Est-il sage pour Bloomberg de donner autant à son alma mater ?
De nombreuses critiques ont été formulées selon lesquelles trop d’argent est alloué à quelques institutions privilégiées qui attirent une part disproportionnée du financement philanthropique.
Quel effet peut-on obtenir en investissant autant dans une seule institution alors que les problèmes auxquels nous sommes confrontés sont systémiques ? Combien de personnes supplémentaires pourraient bénéficier de ce même investissement dans les collèges communautaires et les universités publiques, qui ne bénéficient généralement pas de dons philanthropiques de cette ampleur ?
On peut dire que pour apporter un changement systémique, il faut distribuer des ressources ou cibler les endroits qui en ont le plus besoin. Mais Bloomberg Philanthropies a démontré que les grandes institutions qui attirent certains des candidats les plus préparés et les plus exceptionnels ont un rôle particulier à jouer, et elle espère que d’autres suivront son exemple.
Bloomberg ne se contente pas de rendre hommage à son alma mater et à un établissement qui a fait de grandes choses pour lui, individuellement. Il exprime également l’espoir que cela créera un exemple à suivre pour d’autres donateurs.

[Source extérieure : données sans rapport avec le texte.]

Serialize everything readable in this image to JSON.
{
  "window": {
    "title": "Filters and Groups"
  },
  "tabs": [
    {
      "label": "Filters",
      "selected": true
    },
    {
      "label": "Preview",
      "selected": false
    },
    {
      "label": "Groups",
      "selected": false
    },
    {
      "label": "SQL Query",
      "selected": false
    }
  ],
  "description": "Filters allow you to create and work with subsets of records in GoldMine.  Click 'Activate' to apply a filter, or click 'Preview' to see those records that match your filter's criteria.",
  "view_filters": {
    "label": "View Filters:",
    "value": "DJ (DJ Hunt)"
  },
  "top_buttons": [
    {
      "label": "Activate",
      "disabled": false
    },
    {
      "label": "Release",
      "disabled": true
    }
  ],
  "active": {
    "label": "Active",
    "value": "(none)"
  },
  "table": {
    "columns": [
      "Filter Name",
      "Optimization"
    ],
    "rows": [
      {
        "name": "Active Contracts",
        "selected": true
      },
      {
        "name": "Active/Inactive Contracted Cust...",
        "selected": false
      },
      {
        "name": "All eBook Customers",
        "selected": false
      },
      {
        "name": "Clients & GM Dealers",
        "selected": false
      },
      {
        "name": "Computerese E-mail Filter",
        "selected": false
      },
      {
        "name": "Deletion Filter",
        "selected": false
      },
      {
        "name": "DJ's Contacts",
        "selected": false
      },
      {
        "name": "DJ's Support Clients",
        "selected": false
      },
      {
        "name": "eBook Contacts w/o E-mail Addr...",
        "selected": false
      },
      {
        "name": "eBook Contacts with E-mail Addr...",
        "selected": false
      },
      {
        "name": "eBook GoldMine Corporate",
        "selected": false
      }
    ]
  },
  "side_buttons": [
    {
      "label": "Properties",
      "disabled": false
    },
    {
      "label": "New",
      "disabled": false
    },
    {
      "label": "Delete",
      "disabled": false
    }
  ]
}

Nous ne savons pas si cette ambition sera efficace ou non.
Nous considérons parfois la philanthropie comme s’il s’agissait d’un financement purement public, ou comme l’équivalent d’une initiative politique. En fin de compte, nous devons nous rappeler qu’il s’agit de l’argent de Bloomberg lui-même. Il est libre de prendre les décisions qu’il souhaite.
Je pense qu’il est important de comprendre qu’il a sa propre théorie du changement – selon laquelle les institutions d’élite apporteront le type de changement dont notre société a besoin. Vous pouvez être en désaccord avec cela et penser qu’il devrait financer des institutions qui accueillent beaucoup plus d’étudiants et qui propulseront la société vers le haut.
Mais il semble que le corps étudiant de Johns Hopkins soit devenu beaucoup plus diversifié au cours de la dernière décennie.
Le moment est-il important, compte tenu de certains doutes sur la valeur de l’enseignement supérieur ?
Ce don est à certains égards plus typique des dons dans l’enseignement supérieur avant qu’un certain nombre de grands donateurs ne s’indignent des turbulences sur le campus qui ont commencé après les attaques du 7 octobre 2023 contre Israël.
De nombreuses personnes se demandent quel est le but de la philanthropie pour les collèges et les universités et tentent de les contraindre à utiliser leurs dotations à des fins qu’ils considèrent comme meilleures, malgré les restrictions sur l’utilisation de ces fonds.
Les étudiants pourront bénéficier de la gratuité des frais de scolarité uniquement si leur famille gagne moins de 300 000 dollars par an. Qu’en pensez-vous ?
Certaines écoles ont adopté une approche différente en supprimant les frais de scolarité pour tout le monde, comme la Princeton School of Public and International Affairs, la Cooper Union et le Cleveland Clinic Lerner College of Medicine.
Je pense qu’il est raisonnable de supprimer les frais de scolarité uniquement pour les personnes qui sont plus susceptibles d’en avoir besoin et de limiter les frais de subsistance gratuits aux personnes vivant dans des ménages gagnant moins de 175 000 dollars.
Sinon, Johns Hopkins pourrait potentiellement gaspiller des fonds sur des étudiants qui pourraient facilement payer et dont l’accès et l’expérience ne seraient pas limités s’ils devaient payer leurs études de médecine sans aucune aide financière.